Distant Intimacies

The Collegian

Growing up in an affluent home in an affluent suburb in the Midwest, I had certain notions of criminals and prisons. I’m not sure of their genesis, but my beliefs were perpetuated with no opposing forces causing me to pause or reconsider my notions. Interestingly, I have yet to meet people who do not share at least some aspect of the rhetoric I brazenly spewed at the time.

In high school it baffled me that the government committed such efforts to ensure the comfort and humanity of what amounted to the most evil participants of society. I did not separate any aspect of an individual’s situation or crime; it didn’t matter. In some respect it still doesn’t.

As I journeyed through and refined my professional passions, the world became murky. I’m not sure when the seed of desire for teaching in a prison started. I certainly never met anyone with a like desire, much less actually attempted such an experience.

It was an intermission between my final public school teaching job and the start of another Masters program that I chanced upon our state government’s employment listings. The Department of Corrections was seeking a Special Education Teacher. The description did not give all that much clarity, but this was my opportunity to advance on my bucket list. I completed my application packet, and waited…a very, very long time. I interviewed and waited an even longer span, eventually offered the position after the tangle of bureaucracy and background checks. It was only then that I paused to think about this pursuit that I felt so woefully unprepared to embark.

I learned the description, while lengthy, was vague for a reason. I have specialized training in literacy instruction, and my supervisor was pleased to have me structure my class teaching the prison’s most struggling readers based on a TABE assessment. Then it was the first day that was over and underwhelming simultaneously. Teaching at-risk adolescents in the most remedial classes the high school offered, I expected similarities that only translated in unexpected ways. These men were clearly the products of the very system I spent years of my training in, but maturity and the system transformed them.

It struck me the gratitude of my students, but not in expected ways. I received responses to my basic civility, and realizing the extent to which I take such things for granted. I was greeted with open, almost excessive formality, but I could see cold anger and aggression in their eyes and expressions directed at others in the class who engaged in social missteps. These looks were chilling, but familiar even if they were more practiced. At the end of the day I always noted the odd dichotomy as I walked through the institution’s courtyard and finally to my car. The eeriness never really subsided, shaping many dreams that weren’t scary, but I awakened in the morning reflecting on their oddity.

On occasion I encountered frustration and anger, but it was easily diffused with rationale and simple, respectful explanations. In those cases I was always left with the feeling that the content was irrelevant, perhaps it was the effort perceived most noteworthy.
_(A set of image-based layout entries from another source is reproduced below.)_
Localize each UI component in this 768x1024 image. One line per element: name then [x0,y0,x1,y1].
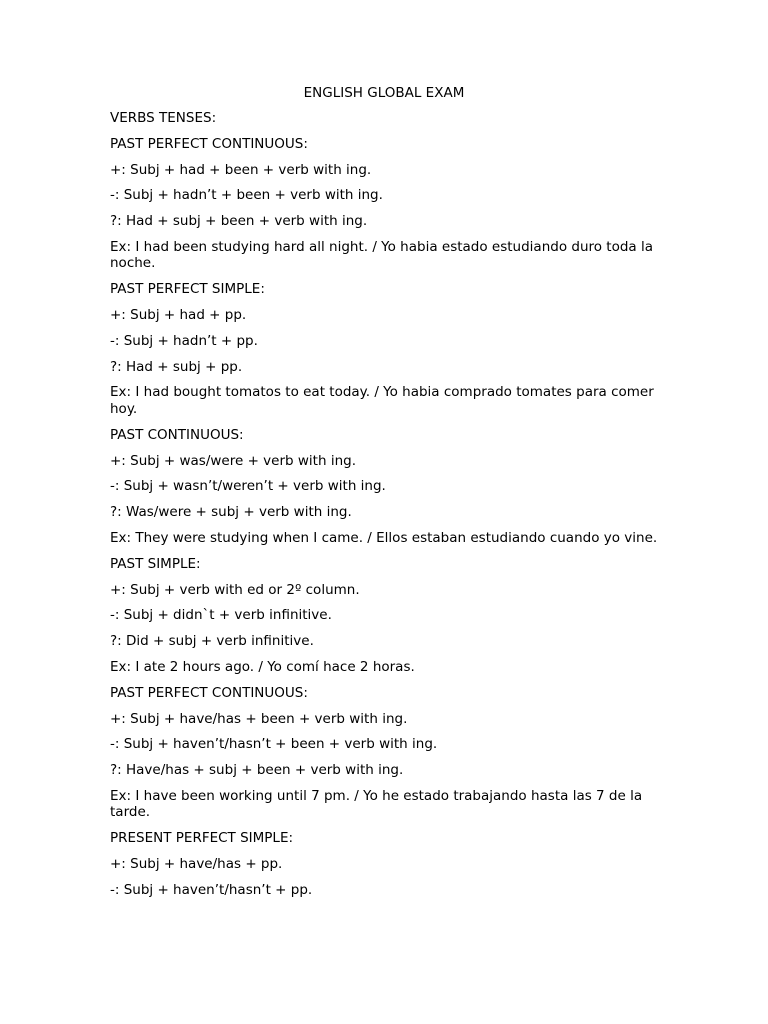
tense-heading: PAST PERFECT CONTINUOUS: [110,135,308,152]
question-rule: ?: Had + subj + pp. [110,358,243,375]
example-line: Ex: They were studying when I came. / Ellos estaban estudiando cuando yo vine. [110,529,658,546]
negative-rule: -: Subj + hadn’t + pp. [110,332,258,349]
affirmative-rule: +: Subj + was/were + verb with ing. [110,452,356,469]
tense-heading: PAST SIMPLE: [110,555,201,572]
negative-rule: -: Subj + hadn’t + been + verb with ing. [110,187,383,204]
tense-heading: PAST PERFECT CONTINUOUS: [110,684,308,701]
affirmative-rule: +: Subj + have/has + pp. [110,856,283,873]
section-heading: VERBS TENSES: [110,110,217,126]
document-body [110,110,662,908]
example-line: Ex: I had been studying hard all night. / Yo habia estado estudiando duro toda la noche. [110,238,654,272]
example-line: Ex: I ate 2 hours ago. / Yo comí hace 2 horas. [110,658,415,675]
affirmative-rule: +: Subj + have/has + been + verb with ing. [110,710,408,727]
question-rule: ?: Had + subj + been + verb with ing. [110,213,368,230]
affirmative-rule: +: Subj + verb with ed or 2º column. [110,581,360,598]
question-rule: ?: Was/were + subj + verb with ing. [110,504,352,521]
affirmative-rule: +: Subj + had + been + verb with ing. [110,161,372,178]
negative-rule: -: Subj + wasn’t/weren’t + verb with ing. [110,478,386,495]
negative-rule: -: Subj + didn`t + verb infinitive. [110,607,332,624]
negative-rule: -: Subj + haven’t/hasn’t + pp. [110,881,313,898]
question-rule: ?: Did + subj + verb infinitive. [110,633,314,650]
document-title: ENGLISH GLOBAL EXAM [303,85,465,101]
affirmative-rule: +: Subj + had + pp. [110,307,247,324]
tense-heading: PAST CONTINUOUS: [110,426,244,443]
tense-heading: PRESENT PERFECT SIMPLE: [110,830,294,847]
example-line: Ex: I had bought tomatos to eat today. / Yo habia comprado tomates para comer hoy. [110,384,654,417]
negative-rule: -: Subj + haven’t/hasn’t + been + verb with ing. [110,736,438,753]
tense-heading: PAST PERFECT SIMPLE: [110,281,265,298]
question-rule: ?: Have/has + subj + been + verb with ing. [110,762,404,779]
example-line: Ex: I have been working until 7 pm. / Yo he estado trabajando hasta las 7 de la tarde. [110,787,643,821]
Perhaps that is why my attendance roster was consistently complete even when the sentence reduction incentive did not apply for a specific time period.
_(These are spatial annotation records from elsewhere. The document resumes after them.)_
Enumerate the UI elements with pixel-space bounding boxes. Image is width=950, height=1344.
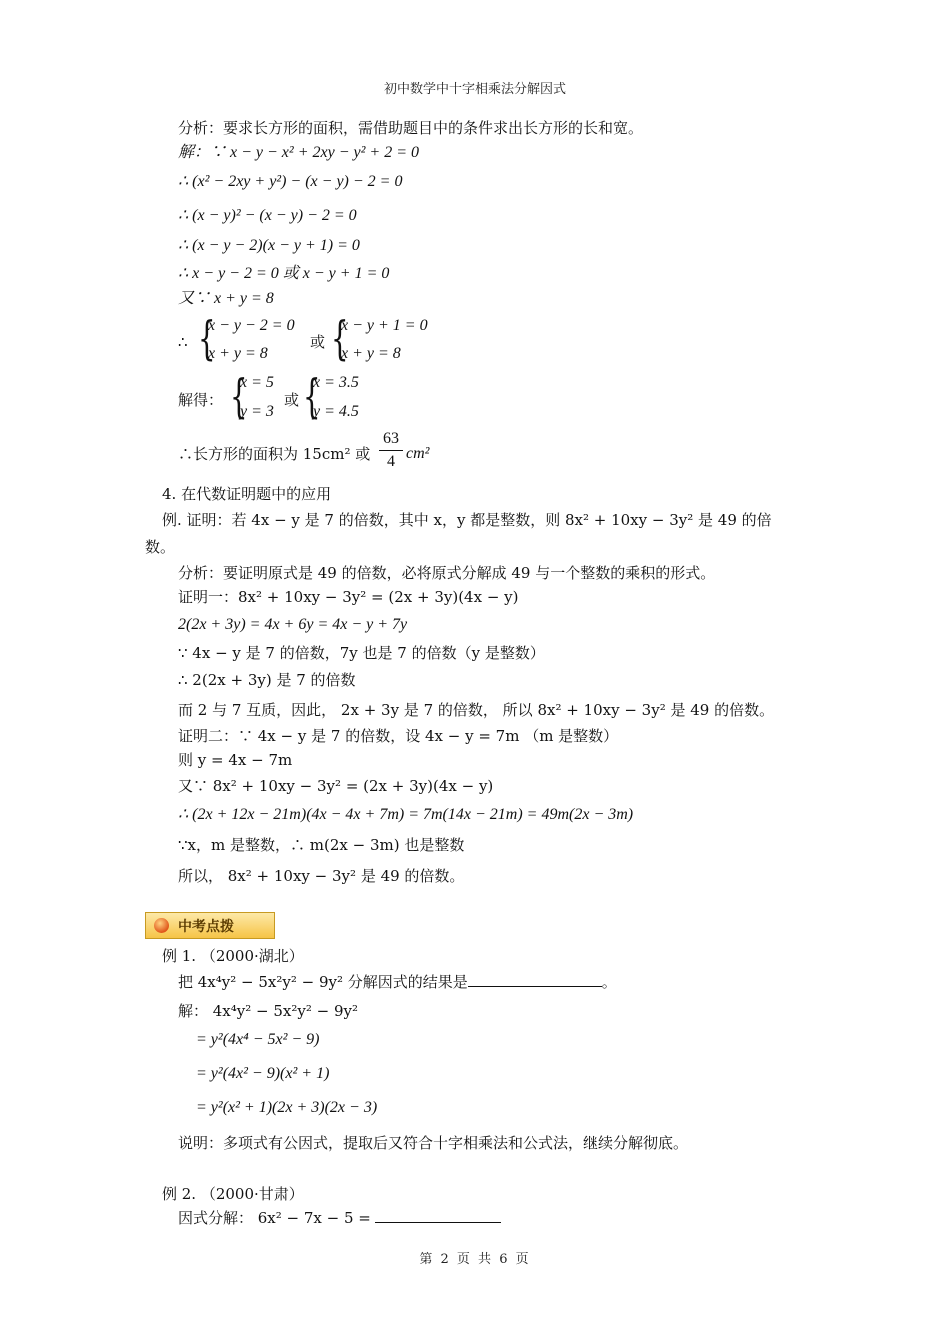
solution-line-5: ∴ x − y − 2 = 0 或 x − y + 1 = 0 (178, 265, 390, 282)
fraction-numerator: 63 (383, 430, 399, 447)
system2-or: 或 (284, 391, 300, 409)
system2-prefix: 解得： (178, 391, 224, 409)
system1-or: 或 (310, 333, 326, 351)
example-1-solution-2: = y²(4x⁴ − 5x² − 9) (196, 1031, 320, 1048)
section-4-heading: 4. 在代数证明题中的应用 (162, 485, 332, 503)
answer-blank[interactable] (468, 972, 602, 987)
example-1-question (178, 972, 617, 992)
proof1-line-1: 证明一：8x² + 10xy − 3y² = (2x + 3y)(4x − y) (178, 588, 519, 606)
proof2-line-4: ∴ (2x + 12x − 21m)(4x − 4x + 7m) = 7m(14x − 21m) = 49m(2x − 3m) (178, 806, 634, 823)
circle-icon (154, 918, 169, 933)
solution-line-2: ∴ (x² − 2xy + y²) − (x − y) − 2 = 0 (178, 173, 403, 190)
solution-line-1: 解：∵ x − y − x² + 2xy − y² + 2 = 0 (178, 144, 419, 161)
example-statement: 例. 证明：若 4x − y 是 7 的倍数，其中 x，y 都是整数，则 8x² + 10xy − 3y² 是 49 的倍 (162, 511, 772, 529)
solution-line-6: 又∵ x + y = 8 (178, 290, 274, 307)
area-unit: cm² (406, 445, 430, 462)
proof2-line-6: 所以， 8x² + 10xy − 3y² 是 49 的倍数。 (178, 867, 465, 885)
example-statement-cont: 数。 (145, 538, 176, 556)
left-brace-icon: { (331, 311, 349, 365)
proof2-line-5: ∵x，m 是整数，∴ m(2x − 3m) 也是整数 (178, 836, 465, 854)
proof1-line-3: ∵ 4x − y 是 7 的倍数，7y 也是 7 的倍数（y 是整数） (178, 644, 545, 662)
example-1-title: 例 1. （2000·湖北） (162, 947, 304, 965)
example-1-note: 说明：多项式有公因式，提取后又符合十字相乘法和公式法，继续分解彻底。 (178, 1134, 689, 1152)
proof1-line-5: 而 2 与 7 互质，因此， 2x + 3y 是 7 的倍数， 所以 8x² + 10xy − 3y² 是 49 的倍数。 (178, 701, 775, 719)
example-1-question-text: 把 4x⁴y² − 5x²y² − 9y² 分解因式的结果是 (178, 973, 468, 991)
example-2-question-text: 因式分解： 6x² − 7x − 5 = (178, 1209, 371, 1227)
example-1-question-end: 。 (601, 973, 617, 991)
proof2-line-1: 证明二：∵ 4x − y 是 7 的倍数，设 4x − y = 7m （m 是整数） (178, 727, 619, 745)
fraction-bar (379, 450, 403, 451)
solution-line-3: ∴ (x − y)² − (x − y) − 2 = 0 (178, 207, 357, 224)
badge-label: 中考点拨 (178, 919, 234, 935)
proof1-line-2: 2(2x + 3y) = 4x + 6y = 4x − y + 7y (178, 616, 408, 633)
exam-tips-badge (145, 912, 275, 939)
system1-eq4: x + y = 8 (341, 345, 401, 362)
example-2-title: 例 2. （2000·甘肃） (162, 1185, 304, 1203)
analysis-line: 分析：要求长方形的面积，需借助题目中的条件求出长方形的长和宽。 (178, 119, 644, 137)
example-1-solution-1: 解： 4x⁴y² − 5x²y² − 9y² (178, 1002, 359, 1020)
fraction-denominator: 4 (387, 453, 395, 470)
solution-line-4: ∴ (x − y − 2)(x − y + 1) = 0 (178, 237, 360, 254)
system2-eq4: y = 4.5 (313, 403, 359, 420)
system2-eq1: x = 5 (240, 374, 274, 391)
system2-eq2: y = 3 (240, 403, 274, 420)
area-conclusion: ∴长方形的面积为 15cm² 或 (178, 445, 371, 463)
proof1-line-4: ∴ 2(2x + 3y) 是 7 的倍数 (178, 671, 356, 689)
example-2-question (178, 1208, 501, 1228)
system1-eq2: x + y = 8 (208, 345, 268, 362)
left-brace-icon: { (230, 369, 248, 423)
proof-analysis: 分析：要证明原式是 49 的倍数，必将原式分解成 49 与一个整数的乘积的形式。 (178, 564, 716, 582)
fraction (378, 430, 404, 471)
system2-eq3: x = 3.5 (313, 374, 359, 391)
page-footer: 第 2 页 共 6 页 (419, 1252, 531, 1267)
system1-eq3: x − y + 1 = 0 (341, 317, 428, 334)
page-header: 初中数学中十字相乘法分解因式 (383, 82, 566, 97)
proof2-line-3: 又∵ 8x² + 10xy − 3y² = (2x + 3y)(4x − y) (178, 777, 494, 795)
example-1-solution-3: = y²(4x² − 9)(x² + 1) (196, 1065, 330, 1082)
proof2-line-2: 则 y = 4x − 7m (178, 751, 293, 769)
answer-blank[interactable] (375, 1208, 501, 1223)
example-1-solution-4: = y²(x² + 1)(2x + 3)(2x − 3) (196, 1099, 378, 1116)
system1-prefix: ∴ (178, 333, 188, 351)
left-brace-icon: { (303, 369, 321, 423)
left-brace-icon: { (198, 311, 216, 365)
system1-eq1: x − y − 2 = 0 (208, 317, 295, 334)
They were appreciative of my skill and expertise; many surprised they were learning to read after years or even decades of failure. They rightfully and appropriately never shared their personal stories, but there was always a surprised bewilderment when encountering new reading or spelling words that offered clarity they never encountered as the Hieroglyphics lifted in rapid strokes of days.

As a teacher those moments stick with me, as well as the raw grit and determination my students maintained throughout every class when academic tenacity is not their strength. But, the experience that was most profound was the gratitude they expressed for receiving human interaction, leaving me to consider what society has been missing for the simple notion of respect to seem so far removed from such a large population. I continue to wonder the full implications of such an absence.

I found myself questioning my life’s rhetoric regarding this system and its inhabitants. For so long I assumed a global evil, but at its face encounter they were just people. There was nothing mysterious or unfamiliar, only their choices leading them down a certain path I knew others avoided through some chance or another. This is not to say that I trusted my students or approve of their navigation through life’s challenges and predicaments. On some level there isn’t much excuse, but at the same time there are curiosities of how society has developed such individuals; I’m not so arrogant to claim the answer, but I question our treatment of those forgotten long before they entered the penal system.